Once that happens, the insurance company or third-party administrator provides the contraceptive benefits, at no cost to the employer or the employee. For insurers, providing contraceptives is considered less expensive than paying for pregnancy and childbirth. Third-party administrators are indirectly being subsidized by the government in these cases.

But even filling out that form is too much for many of those organizations. "Signing the form triggers the provision of services," said Daniel Blomberg, legal counsel with the Becket Fund for Religious Liberty, which is representing many of the nonprofit plaintiffs in the cases. For many of the organizations, that makes them complicit in providing something they object to on religious grounds, he said.

But that may not be how the Supreme Court's majority sees things. The majority opinion written by Justice Samuel Alito said the administration could extend the offer it makes to nonprofits to for-profit firms with religious objections as well. "That accommodation does not impinge on the plaintiffs' religious beliefs that providing insurance coverage for the contraceptives at issue here violates their religion and it still serves HHS' stated interests," Alito wrote.

He also noted that "we do not decide today whether an approach of this type complies with [the Religious Freedom Restoration Act] for purposes of all religious claims." But in his concurring opinion, Justice Anthony Kennedy went even further. "There is an existing, recognized, workable and already-implemented framework to provide coverage," he wrote, referring to the HHS regulation for nonprofit organizations.

Advocates for contraceptive coverage say that is a good sign for them — that at the very least Kennedy would likely join the court's four liberals to make a majority in upholding challenges to the regulations for the nonprofit groups.

"If I were litigating one of the nonprofit cases, I wouldn't say it bodes well for them," said Julianna Gonen of the Center for Reproductive Rights. "There are some strong signals here that the accommodation the administration created for nonprofits does meet the government's burden under RFRA."

The Becket Fund's Blomberg says there are signs the court would go the other way.

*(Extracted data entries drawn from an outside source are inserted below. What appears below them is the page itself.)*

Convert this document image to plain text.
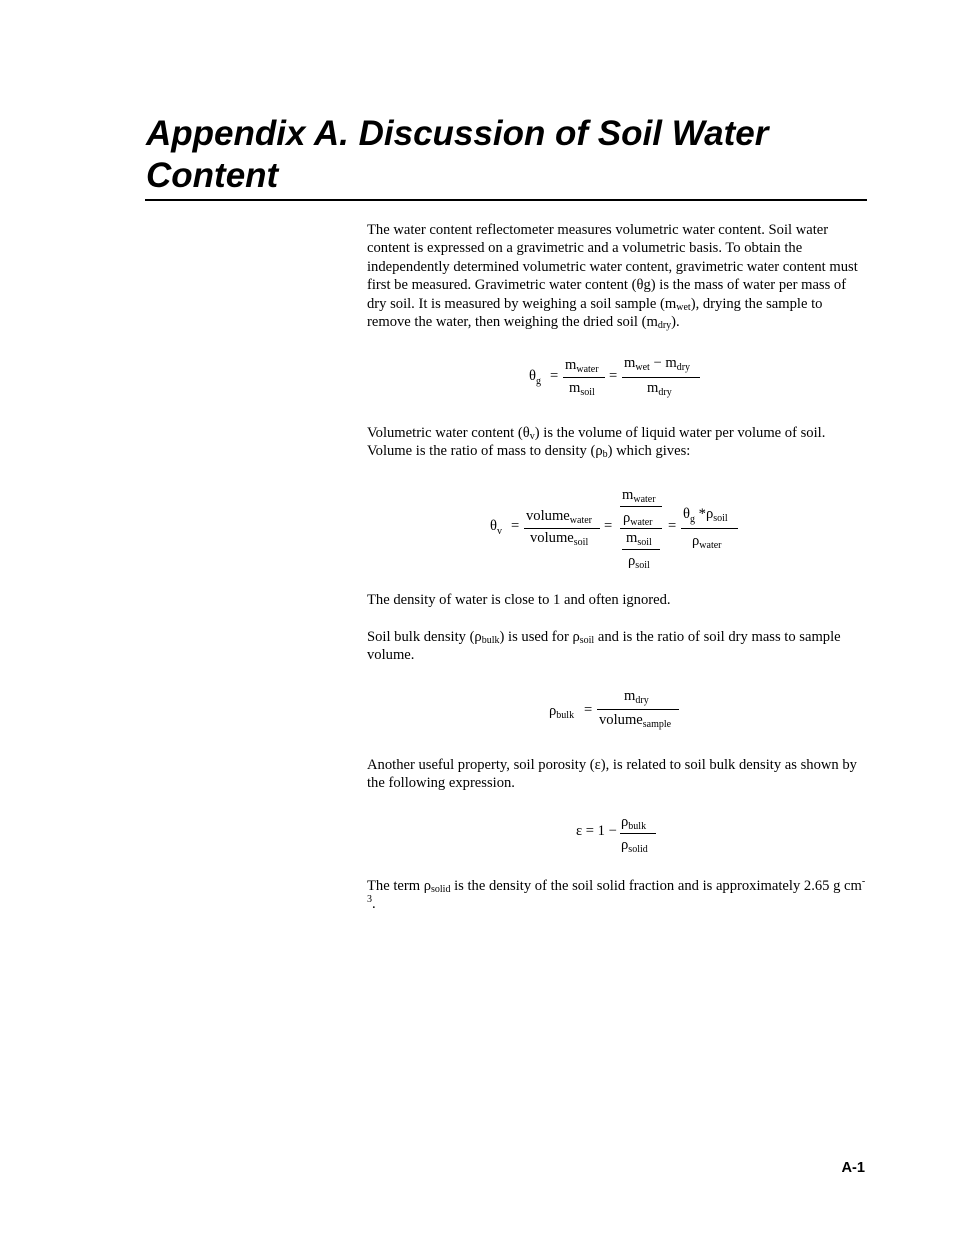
Appendix A. Discussion of Soil Water
Content

The water content reflectometer measures volumetric water content. Soil water content is expressed on a gravimetric and a volumetric basis. To obtain the independently determined volumetric water content, gravimetric water content must first be measured. Gravimetric water content (θg) is the mass of water per mass of dry soil. It is measured by weighing a soil sample $(m_{wet})$, drying the sample to remove the water, then weighing the dried soil $(m_{dry})$.

$\theta_g$ =
$m_{water}$
$m_{soil}$
=
$m_{wet} - m_{dry}$
$m_{dry}$

Volumetric water content $(\theta_v)$ is the volume of liquid water per volume of soil. Volume is the ratio of mass to density $(\rho_b)$ which gives:

$\theta_v$ =
volume$_{water}$
volume$_{soil}$
=
$m_{water}$
$\rho_{water}$
$m_{soil}$
$\rho_{soil}$
=
$\theta_g$ $*\rho_{soil}$
$\rho_{water}$

The density of water is close to 1 and often ignored.

Soil bulk density $(\rho_{bulk})$ is used for $\rho_{soil}$ and is the ratio of soil dry mass to sample volume.

$\rho_{bulk}$ =
$m_{dry}$
volume$_{sample}$

Another useful property, soil porosity (ε), is related to soil bulk density as shown by the following expression.

ε = 1 −
$\rho_{bulk}$
$\rho_{solid}$

The term $\rho_{solid}$ is the density of the soil solid fraction and is approximately 2.65 g $cm^{-3}$.

A-1
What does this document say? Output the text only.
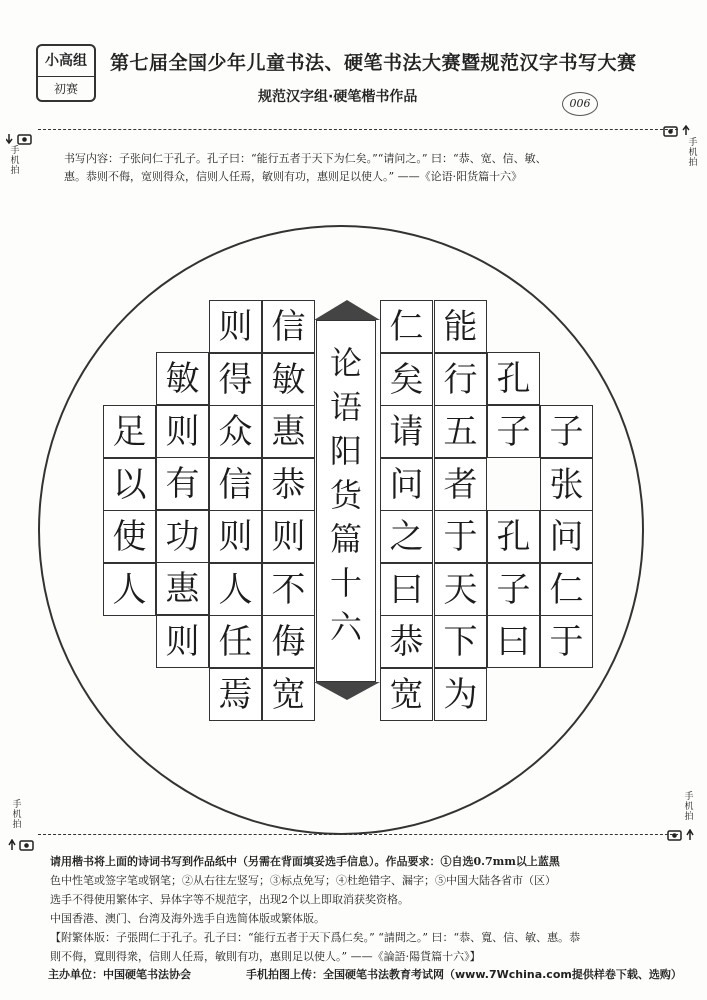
小高组
初赛
第七届全国少年儿童书法、硬笔书法大赛暨规范汉字书写大赛
规范汉字组·硬笔楷书作品	006
手机拍
手机拍
手机拍
手机拍
书写内容：子张问仁于孔子。孔子曰：“能行五者于天下为仁矣。”“请问之。” 曰：“恭、宽、信、敏、
惠。恭则不侮，宽则得众，信则人任焉，敏则有功，惠则足以使人。” ——《论语·阳货篇十六》
子
张
问
仁
于
孔
子
孔
子
曰
能
行
五
者
于
天
下
为
仁
矣
请
问
之
曰
恭
宽
信
敏
惠
恭
则
不
侮
宽
则
得
众
信
则
人
任
焉
敏
则
有
功
惠
则
足
以
使
人
论
语
阳
货
篇
十
六
请用楷书将上面的诗词书写到作品纸中（另需在背面填妥选手信息）。作品要求：①自选0.7mm以上蓝黑
色中性笔或签字笔或钢笔；②从右往左竖写；③标点免写；④杜绝错字、漏字；⑤中国大陆各省市（区）
选手不得使用繁体字、异体字等不规范字，出现2个以上即取消获奖资格。
中国香港、澳门、台湾及海外选手自选简体版或繁体版。
【附繁体版：子張問仁于孔子。孔子曰：“能行五者于天下爲仁矣。” “請問之。” 曰：“恭、寬、信、敏、惠。恭
則不侮，寬則得衆，信則人任焉，敏則有功，惠則足以使人。” ——《論語·陽貨篇十六》】
主办单位：中国硬笔书法协会	手机拍图上传：全国硬笔书法教育考试网（www.7Wchina.com提供样卷下载、选购）
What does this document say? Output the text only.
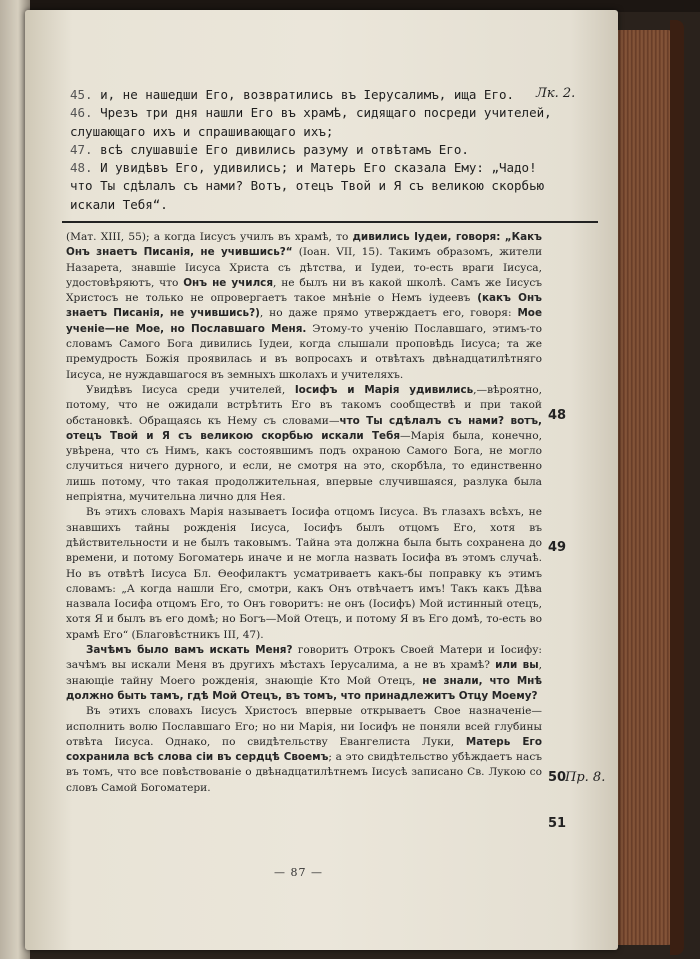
45. и, не нашедши Его, возвратились въ Іерусалимъ, ища Его.

46. Чрезъ три дня нашли Его въ храмѣ, сидящаго посреди учителей, слушающаго ихъ и спрашивающаго ихъ;

47. всѣ слушавшіе Его дивились разуму и отвѣтамъ Его.

48. И увидѣвъ Его, удивились; и Матерь Его сказала Ему: „Чадо! что Ты сдѣлалъ съ нами? Вотъ, отецъ Твой и Я съ великою скорбью искали Тебя“.

Лк. 2.

(Мат. XIII, 55); а когда Іисусъ училъ въ храмѣ, то дивились Іудеи, говоря: „Какъ Онъ знаетъ Писанія, не учившись?“ (Іоан. VII, 15). Такимъ образомъ, жители Назарета, знавшіе Іисуса Христа съ дѣтства, и Іудеи, то-есть враги Іисуса, удостовѣряютъ, что Онъ не учился, не былъ ни въ какой школѣ. Самъ же Іисусъ Христосъ не только не опровергаетъ такое мнѣніе о Немъ іудеевъ (какъ Онъ знаетъ Писанія, не учившись?), но даже прямо утверждаетъ его, говоря: Мое ученіе—не Мое, но Пославшаго Меня. Этому-то ученію Пославшаго, этимъ-то словамъ Самого Бога дивились Іудеи, когда слышали проповѣдь Іисуса; та же премудрость Божія проявилась и въ вопросахъ и отвѣтахъ двѣнадцатилѣтняго Іисуса, не нуждавшагося въ земныхъ школахъ и учителяхъ.

Увидѣвъ Іисуса среди учителей, Іосифъ и Марія удивились,—вѣроятно, потому, что не ожидали встрѣтить Его въ такомъ сообществѣ и при такой обстановкѣ. Обращаясь къ Нему съ словами—что Ты сдѣлалъ съ нами? вотъ, отецъ Твой и Я съ великою скорбью искали Тебя—Марія была, конечно, увѣрена, что съ Нимъ, какъ состоявшимъ подъ охраною Самого Бога, не могло случиться ничего дурного, и если, не смотря на это, скорбѣла, то единственно лишь потому, что такая продолжительная, впервые случившаяся, разлука была непріятна, мучительна лично для Нея.

Въ этихъ словахъ Марія называетъ Іосифа отцомъ Іисуса. Въ глазахъ всѣхъ, не знавшихъ тайны рожденія Іисуса, Іосифъ былъ отцомъ Его, хотя въ дѣйствительности и не былъ таковымъ. Тайна эта должна была быть сохранена до времени, и потому Богоматерь иначе и не могла назвать Іосифа въ этомъ случаѣ. Но въ отвѣтѣ Іисуса Бл. Өеофилактъ усматриваетъ какъ-бы поправку къ этимъ словамъ: „А когда нашли Его, смотри, какъ Онъ отвѣчаетъ имъ! Такъ какъ Дѣва назвала Іосифа отцомъ Его, то Онъ говоритъ: не онъ (Іосифъ) Мой истинный отецъ, хотя Я и былъ въ его домѣ; но Богъ—Мой Отецъ, и потому Я въ Его домѣ, то-есть во храмѣ Его“ (Благовѣстникъ III, 47).

Зачѣмъ было вамъ искать Меня? говоритъ Отрокъ Своей Матери и Іосифу: зачѣмъ вы искали Меня въ другихъ мѣстахъ Іерусалима, а не въ храмѣ? или вы, знающіе тайну Моего рожденія, знающіе Кто Мой Отецъ, не знали, что Мнѣ должно быть тамъ, гдѣ Мой Отецъ, въ томъ, что принадлежитъ Отцу Моему?

Въ этихъ словахъ Іисусъ Христосъ впервые открываетъ Свое назначеніе—исполнить волю Пославшаго Его; но ни Марія, ни Іосифъ не поняли всей глубины отвѣта Іисуса. Однако, по свидѣтельству Евангелиста Луки, Матерь Его сохранила всѣ слова сіи въ сердцѣ Своемъ; а это свидѣтельство убѣждаетъ насъ въ томъ, что все повѣствованіе о двѣнадцатилѣтнемъ Іисусѣ записано Св. Лукою со словъ Самой Богоматери.

48
49
50
Пр. 8.
51
— 87 —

In particular, he pointed to the court's finding Monday that providing the coverage represented a "substantial burden" to the for-profit companies in the case, Hobby Lobby Stores and Conestoga Wood Specialties. "We think that's going to be very helpful" in the nonprofit cases as well, he said.

And he noted that following the ruling in the for-profit case, there have already been several actions in favor of nonprofits. Citing the Hobby Lobby ruling specifically, a U.S. Appeals court in Atlanta blocked enforcement of the mandate for the nonprofit religious broadcaster Eternal Word Television Network. The Supreme Court itself stayed enforcement Monday against Wheaton College in Illinois, with only Justices Sonia Sotomayor and Stephen Breyer dissenting.

Meanwhile, there are suggestions that a compromise could be in the offing.

In the much-publicized case filed by the Little Sisters of the Poor, which operates a chain of nursing homes, the organization ultimately agreed, as ordered by the Supreme Court, not to fill out the form that went to its insurance provider but to instead write a letter to the government with essentially the same information. That letter gave them a temporary reprieve from having to provide coverage while the case is heard by a lower court.

"When they say to the government, 'We can't do this,' that triggers nothing at all," said Blomberg.

So could nonprofits that object to sending forms to their insurance companies send them to the government instead?

Sara Rosenbaum, a professor of health law and policy at George Washington University, said that could be difficult. Particularly in the case of organizations that are self-insured and don't use an insurer, she said, "nobody can direct the administrator but the employer."

But Rosenbaum said it might not be impossible. It might, however, require yet another round of federal regulations.